We need support making sense of our story

Not long after he met his octopus teacher, Foster developed a second, equally important relationship—a human one. Pippa Erlich, who quit her full-time job to work on the project, directed the film and filmed many of the underwater scenes that feature Foster. But she did much more than direct My Octopus Teacher. She helped Foster decide what story to tell in the film.

In that regard, the “making of” story of this film is as fascinating as the film itself. Foster didn’t set out to make a documentary about an octopus. He was just trying to save himself. As a result, he had no script to hand to Erlich. So as the two of them dove and filmed by day, they also argued and discussed late into the night about how to use the footage.

Foster had watched in horror as two whales drowned in the nets used by an octopus fishing operation nearby. He passionately believed that environmental activism should be the central theme of the film, with the whale killings at the center. But Erlich, with equal conviction, felt the story should focus on Foster’s personal journey.

In the end, Foster bowed to Erlich. He was extremely reluctant to come out from behind the camera. But he allowed himself to be interviewed. He told the story of his depression, his yearning for connection, his transformation in the kelp forest—and of his relationship with his octopus teacher.
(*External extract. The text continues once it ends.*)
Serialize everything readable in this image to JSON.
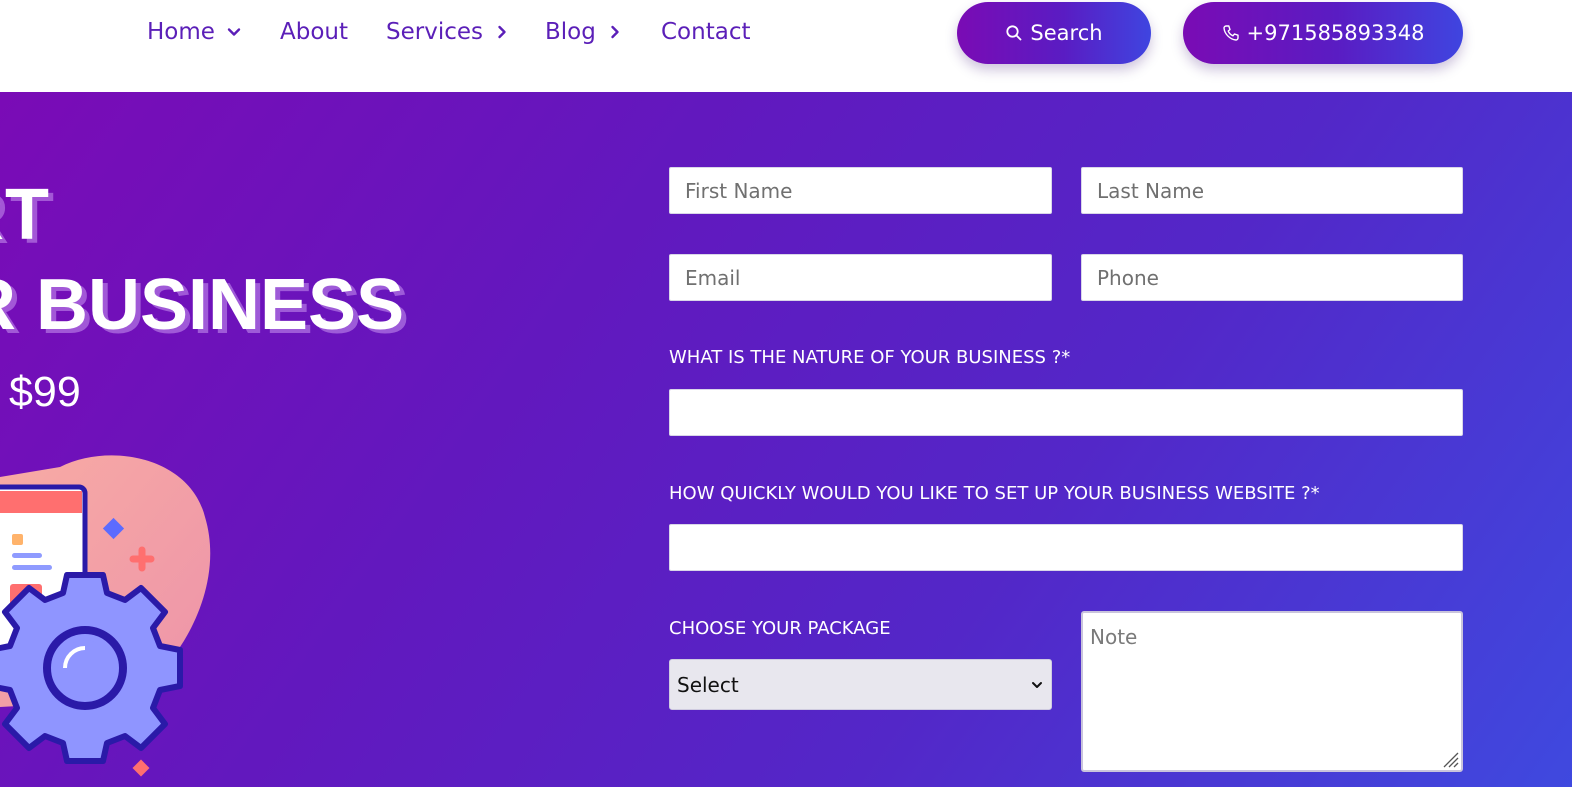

We can chose the stories we tell

The resulting film is a far more inspiring call to action on behalf of environmental stewardship than a hard-hitting expose-style documentary would have been. And I found the background story of Foster and Erlich’s collaboration equally inspiring. They asked the questions we each need to ask as we create the narrative of our lives: What is our intent in the telling? What do we emphasize? What do we omit?

In their creative process, Foster and Erlich modeled the powerful reality that we can choose the way we frame the events… and that our choice profoundly affects our sense of meaning, self-worth, and contribution. Of all the powerful messages I took away from this film, I think this one is most important.